6. Kinoko Labs (Germany)
Kinoko Labs develops both meat and fish from mycelium (in other words, fungi) and aims to bring ready-to-cook products (already spiced, marinated and coated) to the market.
7. New Wave Foods (USA)
The company produces an alternative to shrimps, which is manufactured from sea grasses. The start-up, which attracted 18 million US dollars in Series A funding in January 2021, sells to restaurants and other commercial caterers.
8. Prime Roots (USA)
Prime Roots is currently the only company in the world that creates meat and fish substitutes from koji mould. The company is a pioneer in fermentation processes and technologies and attracted 16 million US dollars of series A funding in July 2020.
9. Avant Meats (Hong Kong)
Avant Meat uses cultivated fish cells to create Asian delicacies such as swim bladders and sea cucumbers. The first products from this company made their début in November 2019. In February 2021, the company presented a cell-based functional protein, designed for use in skin cosmetics. In December 2021, the company received seed investment of more than 3.1 million US dollars.
10. Mosa Meat (Netherlands)
The Netherlands is regarded as a pioneer in the meat-cultivation industry and Mosa Meat is one of the best-known start-ups. With investments of more than 85 million US dollars, it's right at the forefront, with a company history stretching back to 2016.
The market for "alternative protein", as milk, meat and fish substitutes are also known, is also growing in Germany. Today, milk alternatives account for more than five percent of the market (according to the Handelsblatt trade journal). In the first quarter of 2020, the demand for meat alternatives rose by 37 percent compared to the previous year. And: the amount of meat and milk consumed per capita has been falling for many years. A German success story is Rügenwalder Mühle. Just about a year ago, the company reported that the revenue generated with meat substitutes overtook the revenue from traditional sausages for the (German) first time.
As a city that is famed for its food, Bremen is also responding to the trend for meat replacement products: the city's start-ups and established companies alike are actively involved in investigating this rapidly developing market. For example, the Nordsee fast food chain, from Bremerhaven, now has a fried "Visch" (German) (from "vegan" plus "Fisch", the German for "fish") on its menu. This is an alternative to traditional fried fish, and is made of rice, wheat and pulses. Deutsches Milchkontor, Germany's largest dairy group, is also involved with the trend.

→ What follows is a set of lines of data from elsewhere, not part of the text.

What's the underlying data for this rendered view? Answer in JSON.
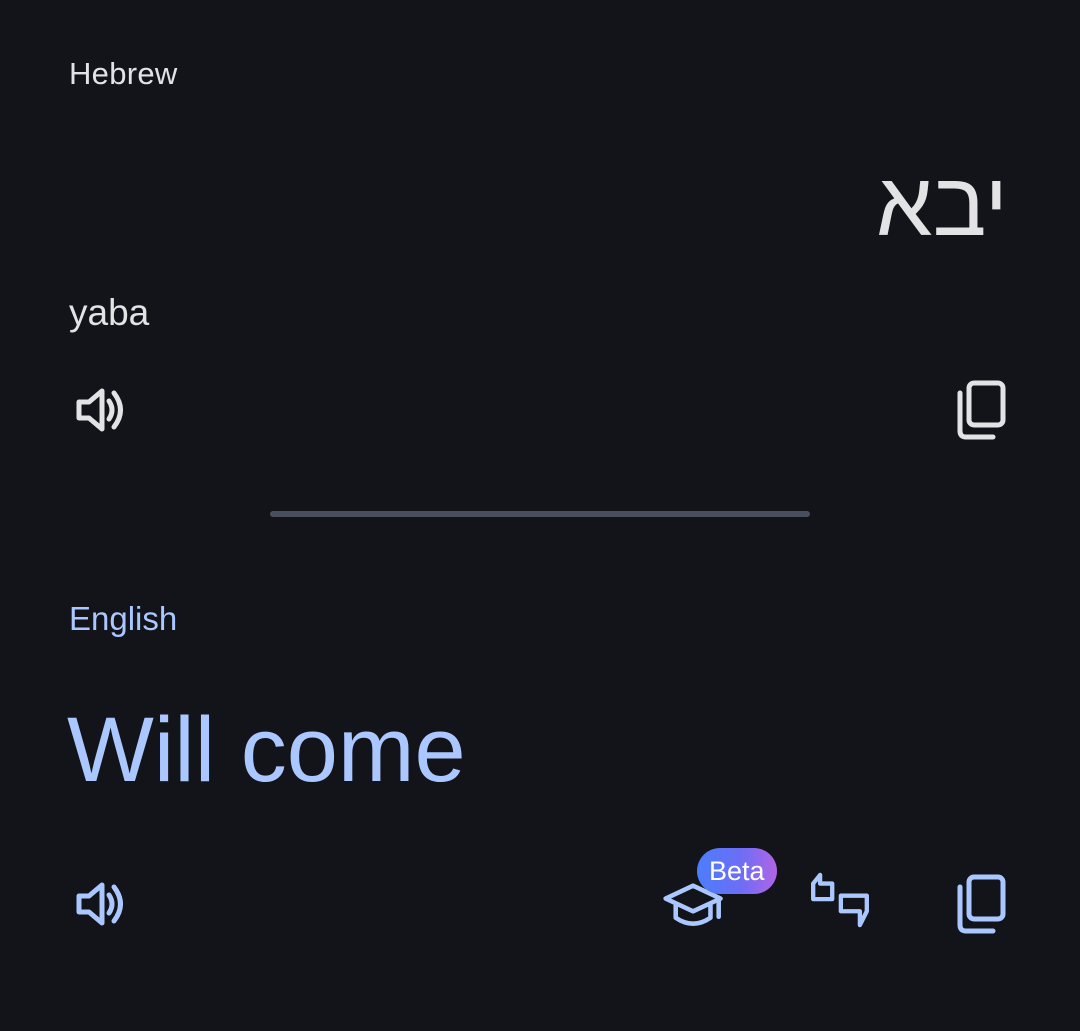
{
  "source": {
    "language": "Hebrew",
    "text": "יבא",
    "transliteration": "yaba"
  },
  "target": {
    "language": "English",
    "text": "Will come"
  },
  "badges": {
    "beta": "Beta"
  },
  "icons": {
    "source_listen": "volume-icon",
    "source_copy": "copy-icon",
    "target_listen": "volume-icon",
    "target_learn": "school-cap-icon",
    "target_alternatives": "quote-icon",
    "target_copy": "copy-icon"
  },
  "colors": {
    "background": "#131419",
    "source_text": "#e3e3e6",
    "target_text": "#aac7ff",
    "divider": "#4a4f5e"
  }
}
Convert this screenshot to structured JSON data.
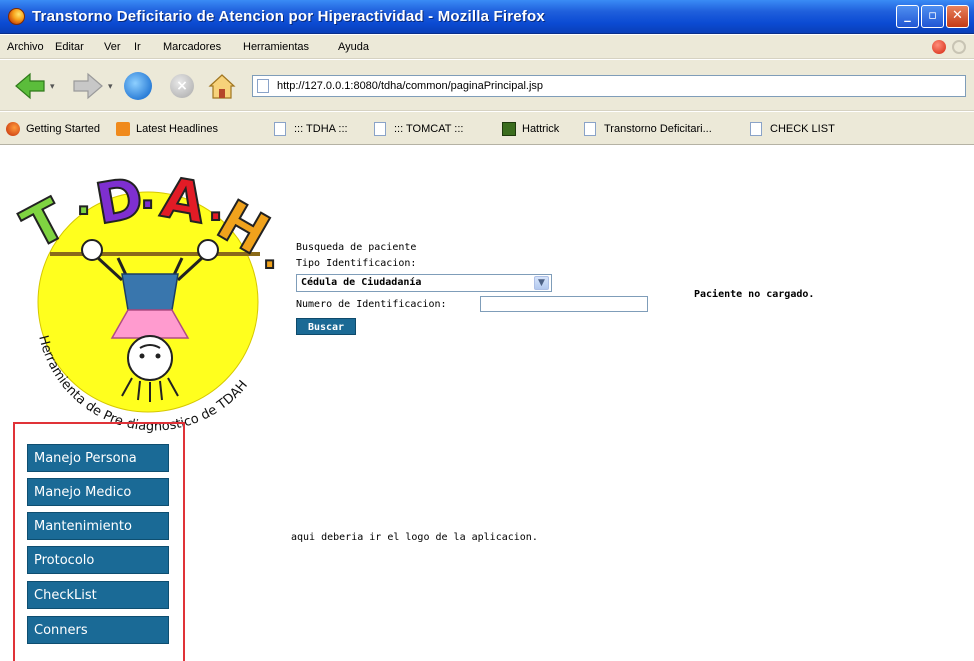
{
  "window": {
    "title": "Transtorno Deficitario de Atencion por Hiperactividad - Mozilla Firefox"
  },
  "menu": [
    "Archivo",
    "Editar",
    "Ver",
    "Ir",
    "Marcadores",
    "Herramientas",
    "Ayuda"
  ],
  "address": {
    "url": "http://127.0.0.1:8080/tdha/common/paginaPrincipal.jsp"
  },
  "bookmarks": [
    {
      "label": "Getting Started",
      "icon": "firefox-icon"
    },
    {
      "label": "Latest Headlines",
      "icon": "rss-icon"
    },
    {
      "label": "::: TDHA :::",
      "icon": "page-icon"
    },
    {
      "label": "::: TOMCAT :::",
      "icon": "page-icon"
    },
    {
      "label": "Hattrick",
      "icon": "hattrick-icon"
    },
    {
      "label": "Transtorno Deficitari...",
      "icon": "page-icon"
    },
    {
      "label": "CHECK LIST",
      "icon": "page-icon"
    }
  ],
  "logo": {
    "letters": [
      "T",
      ".",
      "D",
      ".",
      "A",
      ".",
      "H",
      "."
    ],
    "caption": "Herramienta de Pre-diagnostico de TDAH",
    "colors": {
      "T": "#7fd341",
      "D": "#7e2fd0",
      "A": "#e21b26",
      "H": "#f0a21c",
      "circle": "#ffff1e"
    }
  },
  "search": {
    "heading": "Busqueda de paciente",
    "tipo_label": "Tipo Identificacion:",
    "tipo_value": "Cédula de Ciudadanía",
    "numero_label": "Numero de Identificacion:",
    "numero_value": "",
    "button": "Buscar"
  },
  "status": "Paciente no cargado.",
  "note": "aqui deberia ir el logo de la aplicacion.",
  "sidebar": [
    "Manejo Persona",
    "Manejo Medico",
    "Mantenimiento",
    "Protocolo",
    "CheckList",
    "Conners"
  ],
  "accent": "#1a6a96",
  "highlight_border": "#e03238"
}
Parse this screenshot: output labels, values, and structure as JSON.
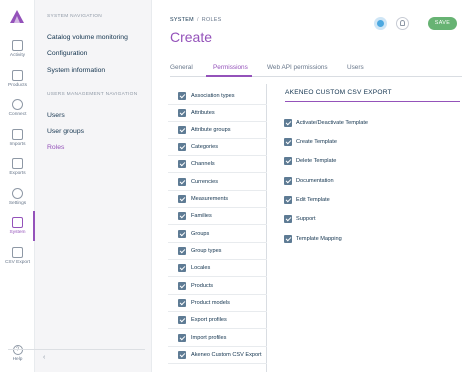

In contrast, the CheWOW start-up company is bringing meat alternatives into supermarkets (German). With lasagne, fish fingers and nuggets made of broad beans or doner kebabs made of pumpkin seeds, you'll already find products created by this young company on shelves in Rewe or Edeka supermarkets in several locations throughout Germany.
In addition to the production of meat substitutes, the market for protein alternatives is also a potential area of growth in the mechanical engineering and biotech industries. Frequently used vegetable substances, such as beans, peas, oils or seeds, do not have to be processed in revolutionary new ways, even to create meat substitutes: there are already many machines on the market that are able to do this. This, added to the fact that consumers are increasingly concerned about regional production and origin, means that there is the potential for medium-sized enterprises to get their share of this trend.
A similar situation can be seen when it comes to lab-grown meat because this relies on many processes that are standard in the biotechnology industry, such as the bioreactors in which cells reproduce. There are opportunities here both for suppliers and for companies in the medical technology sector.